Supported Timeframes
Time fields (those with dimension.is_time: true) are converted with the following timeframes: year_trunc, quarter_trunc, month_trunc, week_trunc, day_trunc, hour_trunc, day_of_week, and the raw (untruncated) value.
Multi-Dialect Expressions
OSI supports expressions in multiple SQL dialects. During conversion, the ANSI_SQL dialect is preferred. If no ANSI_SQL dialect is present, the first available dialect is used as a fallback.
The supported dialects in the OSI spec are: ANSI_SQL, SNOWFLAKE, MDX, TABLEAU, DATABRICKS.
Relationships and Joins
OSI relationships are converted to Count joins using from_columns and to_columns to build the join constraint. Joins are placed on the from dataset's view, joining to the to dataset. The relationship type (one_to_one, one_to_many, many_to_one, many_to_many) is inferred based on whether the join columns form a primary or unique key on each side of the relationship.
Model-Level Metrics
Metrics are defined at the semantic model level in OSI and are distributed to dataset views by analyzing datasetName.fieldName references in the metric expression:
- Single-dataset reference: assigned to that dataset's view as a normal metric field
- Multi-dataset reference: assigned to the first referenced dataset's view but commented out (cross-view field expressions are not supported)
- No dataset reference: assigned to the first dataset's view but commented out
Limitations
Certain OSI features do not have direct equivalents in Count. During conversion, unsupported definitions are included as commented sections with an inline explanation, so nothing is silently dropped.

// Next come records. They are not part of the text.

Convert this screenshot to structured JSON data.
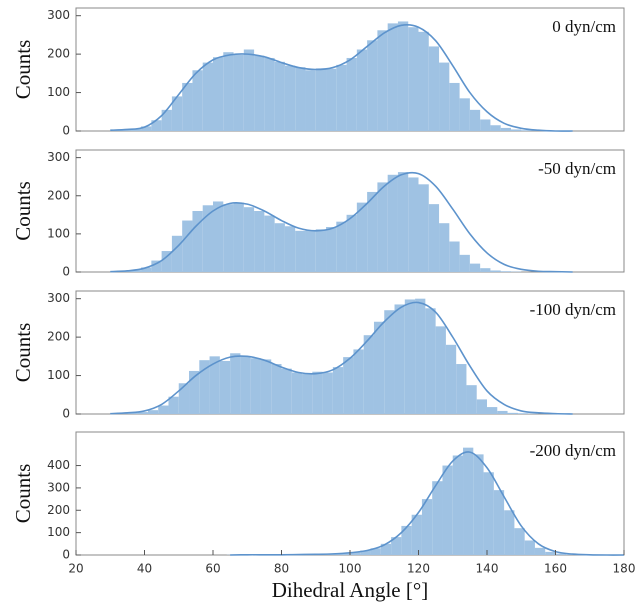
{
  "chart_data": [
    {
      "type": "histogram",
      "annotation": "0 dyn/cm",
      "ylabel": "Counts",
      "xlim": [
        20,
        180
      ],
      "ylim": [
        0,
        320
      ],
      "yticks": [
        0,
        100,
        200,
        300
      ],
      "bar_color": "#9fc2e3",
      "line_color": "#5d93cc",
      "bins": [
        30,
        33,
        36,
        39,
        42,
        45,
        48,
        51,
        54,
        57,
        60,
        63,
        66,
        69,
        72,
        75,
        78,
        81,
        84,
        87,
        90,
        93,
        96,
        99,
        102,
        105,
        108,
        111,
        114,
        117,
        120,
        123,
        126,
        129,
        132,
        135,
        138,
        141,
        144,
        147,
        150,
        153,
        156,
        159,
        162,
        165
      ],
      "counts": [
        2,
        4,
        6,
        12,
        28,
        55,
        90,
        125,
        158,
        178,
        192,
        205,
        198,
        212,
        196,
        190,
        180,
        170,
        166,
        158,
        163,
        162,
        172,
        190,
        212,
        236,
        262,
        280,
        285,
        270,
        258,
        220,
        178,
        125,
        85,
        55,
        30,
        15,
        8,
        4,
        2,
        1,
        1,
        0,
        0
      ],
      "curve": {
        "x": [
          30,
          35,
          40,
          45,
          50,
          55,
          60,
          65,
          70,
          75,
          80,
          85,
          90,
          95,
          100,
          105,
          110,
          115,
          120,
          125,
          130,
          135,
          140,
          145,
          150,
          155,
          160,
          165
        ],
        "values": [
          2,
          4,
          10,
          40,
          95,
          150,
          185,
          198,
          200,
          193,
          178,
          165,
          160,
          165,
          185,
          220,
          255,
          275,
          270,
          235,
          170,
          100,
          50,
          20,
          7,
          2,
          0,
          0
        ]
      }
    },
    {
      "type": "histogram",
      "annotation": "-50 dyn/cm",
      "ylabel": "Counts",
      "xlim": [
        20,
        180
      ],
      "ylim": [
        0,
        320
      ],
      "yticks": [
        0,
        100,
        200,
        300
      ],
      "bar_color": "#9fc2e3",
      "line_color": "#5d93cc",
      "bins": [
        30,
        33,
        36,
        39,
        42,
        45,
        48,
        51,
        54,
        57,
        60,
        63,
        66,
        69,
        72,
        75,
        78,
        81,
        84,
        87,
        90,
        93,
        96,
        99,
        102,
        105,
        108,
        111,
        114,
        117,
        120,
        123,
        126,
        129,
        132,
        135,
        138,
        141,
        144,
        147,
        150,
        153,
        156,
        159,
        162,
        165
      ],
      "counts": [
        1,
        2,
        5,
        12,
        30,
        55,
        95,
        135,
        160,
        175,
        185,
        178,
        182,
        170,
        160,
        148,
        128,
        120,
        108,
        110,
        112,
        118,
        132,
        150,
        182,
        210,
        235,
        255,
        262,
        248,
        230,
        178,
        128,
        80,
        45,
        22,
        10,
        4,
        2,
        1,
        0,
        0,
        0,
        0,
        0
      ],
      "curve": {
        "x": [
          30,
          35,
          40,
          45,
          50,
          55,
          60,
          65,
          70,
          75,
          80,
          85,
          90,
          95,
          100,
          105,
          110,
          115,
          120,
          125,
          130,
          135,
          140,
          145,
          150,
          155,
          160,
          165
        ],
        "values": [
          1,
          3,
          10,
          30,
          70,
          120,
          160,
          180,
          178,
          160,
          135,
          115,
          108,
          115,
          140,
          180,
          225,
          255,
          258,
          225,
          165,
          100,
          50,
          20,
          7,
          2,
          1,
          0
        ]
      }
    },
    {
      "type": "histogram",
      "annotation": "-100 dyn/cm",
      "ylabel": "Counts",
      "xlim": [
        20,
        180
      ],
      "ylim": [
        0,
        320
      ],
      "yticks": [
        0,
        100,
        200,
        300
      ],
      "bar_color": "#9fc2e3",
      "line_color": "#5d93cc",
      "bins": [
        32,
        35,
        38,
        41,
        44,
        47,
        50,
        53,
        56,
        59,
        62,
        65,
        68,
        71,
        74,
        77,
        80,
        83,
        86,
        89,
        92,
        95,
        98,
        101,
        104,
        107,
        110,
        113,
        116,
        119,
        122,
        125,
        128,
        131,
        134,
        137,
        140,
        143,
        146,
        149,
        152,
        155,
        158,
        161,
        164,
        167
      ],
      "counts": [
        1,
        3,
        5,
        10,
        22,
        45,
        80,
        112,
        140,
        150,
        138,
        158,
        150,
        145,
        142,
        130,
        118,
        108,
        104,
        110,
        108,
        122,
        148,
        168,
        205,
        240,
        270,
        285,
        298,
        300,
        275,
        228,
        180,
        130,
        75,
        38,
        18,
        8,
        3,
        2,
        1,
        0,
        0,
        0,
        0
      ],
      "curve": {
        "x": [
          30,
          35,
          40,
          45,
          50,
          55,
          60,
          65,
          70,
          75,
          80,
          85,
          90,
          95,
          100,
          105,
          110,
          115,
          120,
          125,
          130,
          135,
          140,
          145,
          150,
          155,
          160,
          165
        ],
        "values": [
          1,
          3,
          8,
          25,
          60,
          100,
          130,
          148,
          150,
          140,
          122,
          108,
          105,
          115,
          145,
          190,
          240,
          278,
          290,
          265,
          200,
          125,
          60,
          25,
          8,
          3,
          1,
          0
        ]
      }
    },
    {
      "type": "histogram",
      "annotation": "-200 dyn/cm",
      "ylabel": "Counts",
      "xlabel": "Dihedral Angle [°]",
      "xlim": [
        20,
        180
      ],
      "ylim": [
        0,
        550
      ],
      "xticks": [
        20,
        40,
        60,
        80,
        100,
        120,
        140,
        160,
        180
      ],
      "yticks": [
        0,
        100,
        200,
        300,
        400
      ],
      "bar_color": "#9fc2e3",
      "line_color": "#5d93cc",
      "bins": [
        64,
        67,
        70,
        73,
        76,
        79,
        82,
        85,
        88,
        91,
        94,
        97,
        100,
        103,
        106,
        109,
        112,
        115,
        118,
        121,
        124,
        127,
        130,
        133,
        136,
        139,
        142,
        145,
        148,
        151,
        154,
        157,
        160,
        163,
        166,
        169,
        172,
        175,
        178
      ],
      "counts": [
        1,
        1,
        1,
        1,
        1,
        1,
        2,
        2,
        3,
        3,
        5,
        7,
        12,
        20,
        30,
        50,
        80,
        130,
        180,
        250,
        330,
        400,
        445,
        480,
        450,
        370,
        290,
        200,
        120,
        65,
        32,
        14,
        6,
        3,
        1,
        1,
        0,
        0
      ],
      "curve": {
        "x": [
          65,
          70,
          75,
          80,
          85,
          90,
          95,
          100,
          105,
          110,
          115,
          120,
          125,
          130,
          135,
          140,
          145,
          150,
          155,
          160,
          165,
          170,
          175,
          180
        ],
        "values": [
          0,
          1,
          1,
          1,
          2,
          3,
          5,
          10,
          20,
          45,
          100,
          190,
          310,
          420,
          460,
          390,
          260,
          130,
          50,
          15,
          4,
          1,
          0,
          0
        ]
      }
    }
  ]
}
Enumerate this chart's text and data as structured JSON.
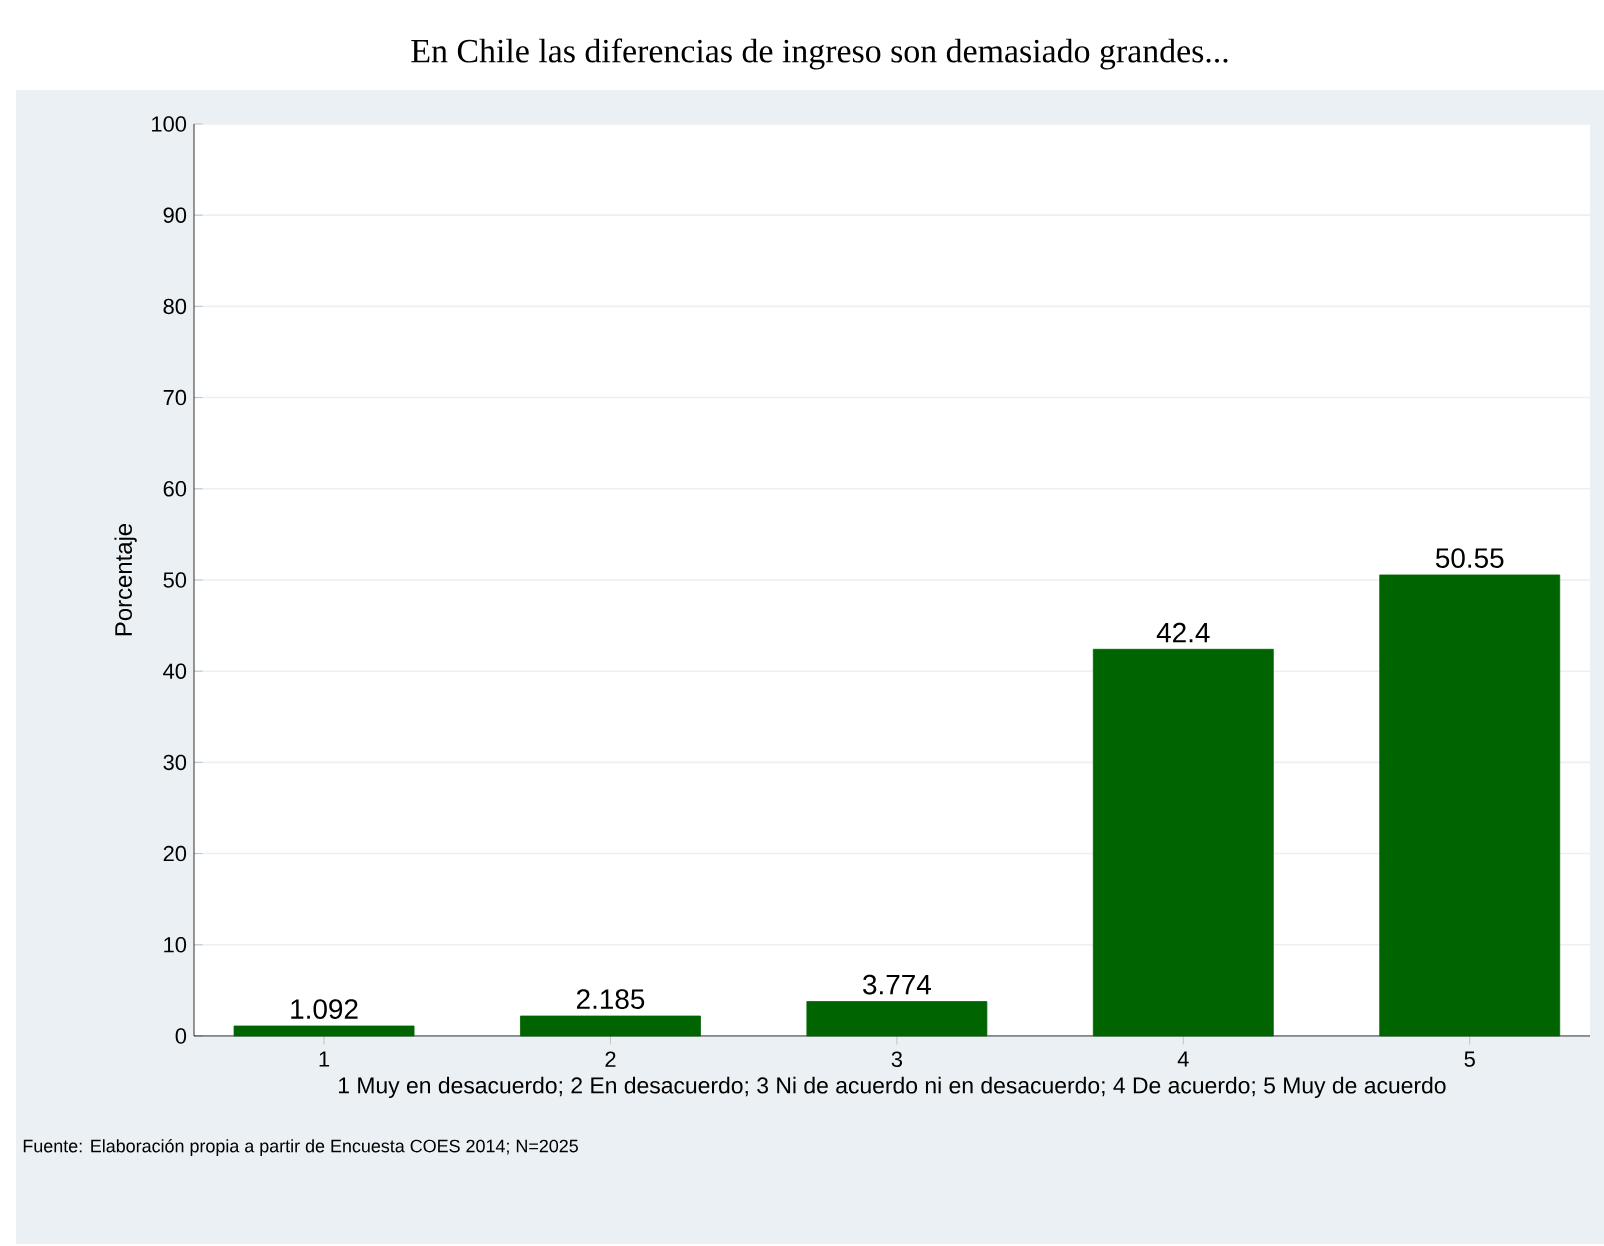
{
  "chart_data": {
    "type": "bar",
    "title": "En Chile las diferencias de ingreso son demasiado grandes...",
    "categories": [
      "1",
      "2",
      "3",
      "4",
      "5"
    ],
    "values": [
      1.092,
      2.185,
      3.774,
      42.4,
      50.55
    ],
    "color": "#006400",
    "ylabel": "Porcentaje",
    "xlabel": "1 Muy en desacuerdo; 2 En desacuerdo; 3 Ni de acuerdo ni en desacuerdo; 4 De acuerdo; 5 Muy de acuerdo",
    "annotations": [
      "Fuente: Elaboración propia a partir de Encuesta COES 2014; N=2025"
    ],
    "ylim": [
      0,
      100
    ],
    "yticks": [
      0,
      10,
      20,
      30,
      40,
      50,
      60,
      70,
      80,
      90,
      100
    ],
    "grid": "y",
    "data_labels": true
  }
}
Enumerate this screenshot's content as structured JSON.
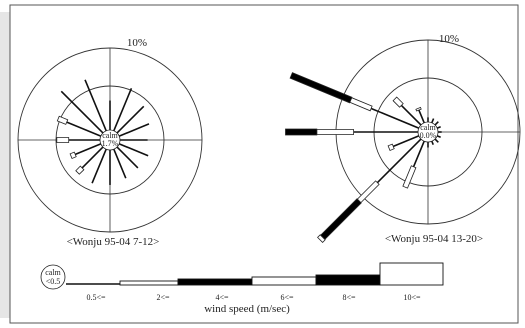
{
  "chart_data": [
    {
      "type": "wind-rose",
      "caption": "<Wonju 95-04 7-12>",
      "ring_label": "10%",
      "calm_label": "calm",
      "calm_value": "1.7%",
      "ring_percent": 10,
      "directions": [
        "N",
        "NNE",
        "NE",
        "ENE",
        "E",
        "ESE",
        "SE",
        "SSE",
        "S",
        "SSW",
        "SW",
        "WSW",
        "W",
        "WNW",
        "NW",
        "NNW"
      ],
      "wind_speed_bins": [
        "0.5<=",
        "2<=",
        "4<=",
        "6<=",
        "8<=",
        "10<="
      ],
      "petals": [
        {
          "direction": "N",
          "pct": [
            3.2,
            0,
            0,
            0,
            0,
            0
          ]
        },
        {
          "direction": "NNE",
          "pct": [
            5.0,
            0,
            0,
            0,
            0,
            0
          ]
        },
        {
          "direction": "NE",
          "pct": [
            4.1,
            0,
            0,
            0,
            0,
            0
          ]
        },
        {
          "direction": "ENE",
          "pct": [
            3.5,
            0,
            0,
            0,
            0,
            0
          ]
        },
        {
          "direction": "E",
          "pct": [
            3.0,
            0,
            0,
            0,
            0,
            0
          ]
        },
        {
          "direction": "ESE",
          "pct": [
            3.4,
            0,
            0,
            0,
            0,
            0
          ]
        },
        {
          "direction": "SE",
          "pct": [
            3.2,
            0,
            0,
            0,
            0,
            0
          ]
        },
        {
          "direction": "SSE",
          "pct": [
            3.4,
            0,
            0,
            0,
            0,
            0
          ]
        },
        {
          "direction": "S",
          "pct": [
            3.8,
            0,
            0,
            0,
            0,
            0
          ]
        },
        {
          "direction": "SSW",
          "pct": [
            4.0,
            0,
            0,
            0,
            0,
            0
          ]
        },
        {
          "direction": "SW",
          "pct": [
            3.2,
            0.7,
            0,
            0,
            0,
            0
          ]
        },
        {
          "direction": "WSW",
          "pct": [
            3.0,
            0.5,
            0,
            0,
            0,
            0
          ]
        },
        {
          "direction": "W",
          "pct": [
            3.4,
            1.3,
            0,
            0,
            0,
            0
          ]
        },
        {
          "direction": "WNW",
          "pct": [
            4.0,
            1.0,
            0,
            0,
            0,
            0
          ]
        },
        {
          "direction": "NW",
          "pct": [
            6.4,
            0,
            0,
            0,
            0,
            0
          ]
        },
        {
          "direction": "NNW",
          "pct": [
            6.0,
            0,
            0,
            0,
            0,
            0
          ]
        }
      ]
    },
    {
      "type": "wind-rose",
      "caption": "<Wonju 95-04 13-20>",
      "ring_label": "10%",
      "calm_label": "calm",
      "calm_value": "0.0%",
      "ring_percent": 10,
      "directions": [
        "N",
        "NNE",
        "NE",
        "ENE",
        "E",
        "ESE",
        "SE",
        "SSE",
        "S",
        "SSW",
        "SW",
        "WSW",
        "W",
        "WNW",
        "NW",
        "NNW"
      ],
      "wind_speed_bins": [
        "0.5<=",
        "2<=",
        "4<=",
        "6<=",
        "8<=",
        "10<="
      ],
      "petals": [
        {
          "direction": "N",
          "pct": [
            0.5,
            0,
            0,
            0,
            0,
            0
          ]
        },
        {
          "direction": "NNE",
          "pct": [
            0.5,
            0,
            0,
            0,
            0,
            0
          ]
        },
        {
          "direction": "NE",
          "pct": [
            0.5,
            0,
            0,
            0,
            0,
            0
          ]
        },
        {
          "direction": "ENE",
          "pct": [
            0.4,
            0,
            0,
            0,
            0,
            0
          ]
        },
        {
          "direction": "E",
          "pct": [
            0.4,
            0,
            0,
            0,
            0,
            0
          ]
        },
        {
          "direction": "ESE",
          "pct": [
            0.4,
            0,
            0,
            0,
            0,
            0
          ]
        },
        {
          "direction": "SE",
          "pct": [
            0.5,
            0,
            0,
            0,
            0,
            0
          ]
        },
        {
          "direction": "SSE",
          "pct": [
            0.4,
            0,
            0,
            0,
            0,
            0
          ]
        },
        {
          "direction": "S",
          "pct": [
            0.6,
            0,
            0,
            0,
            0,
            0
          ]
        },
        {
          "direction": "SSW",
          "pct": [
            3.0,
            2.4,
            0,
            0,
            0,
            0
          ]
        },
        {
          "direction": "SW",
          "pct": [
            6.7,
            2.8,
            5.6,
            0.4,
            0,
            0
          ]
        },
        {
          "direction": "WSW",
          "pct": [
            3.0,
            0.5,
            0,
            0,
            0,
            0
          ]
        },
        {
          "direction": "W",
          "pct": [
            7.0,
            4.0,
            3.4,
            0,
            0,
            0
          ]
        },
        {
          "direction": "WNW",
          "pct": [
            5.6,
            2.4,
            7.0,
            0,
            0,
            0
          ]
        },
        {
          "direction": "NW",
          "pct": [
            3.0,
            1.0,
            0,
            0,
            0,
            0
          ]
        },
        {
          "direction": "NNW",
          "pct": [
            1.5,
            0.2,
            0,
            0,
            0,
            0
          ]
        }
      ]
    }
  ],
  "legend": {
    "calm_label": "calm",
    "calm_threshold": "<0.5",
    "bins": [
      "0.5<=",
      "2<=",
      "4<=",
      "6<=",
      "8<=",
      "10<="
    ],
    "bin_fills": [
      "#000000",
      "#ffffff",
      "#000000",
      "#ffffff",
      "#000000",
      "#ffffff"
    ],
    "unit_label": "wind speed (m/sec)"
  },
  "colors": {
    "panel_shadow": "#e6e6e6",
    "frame": "#555555",
    "ink": "#222222"
  }
}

Cross-View Metric Expressions
Metrics that reference fields from multiple datasets are not supported. These are commented out with an explanation.
AI Context
The ai_context property on fields, datasets, metrics, relationships, and semantic models is not converted, as Count does not have an equivalent concept.
Custom Extensions
The custom_extensions property (vendor-specific data) on fields, datasets, metrics, relationships, and semantic models is not converted.
Non-ANSI SQL Dialects
Only the ANSI_SQL dialect is fully supported for field and metric expressions. Expressions in other dialects (SNOWFLAKE, MDX, TABLEAU, DATABRICKS) are used as a fallback but may contain dialect-specific syntax that does not convert successfully.
Field Expression SQL
Field expressions can only use a limited SQL dialect that Count uses in various places such as visuals and low-code cells (see here). Complex SQL constructs, warehouse-specific functions, or deeply nested subqueries may not convert successfully.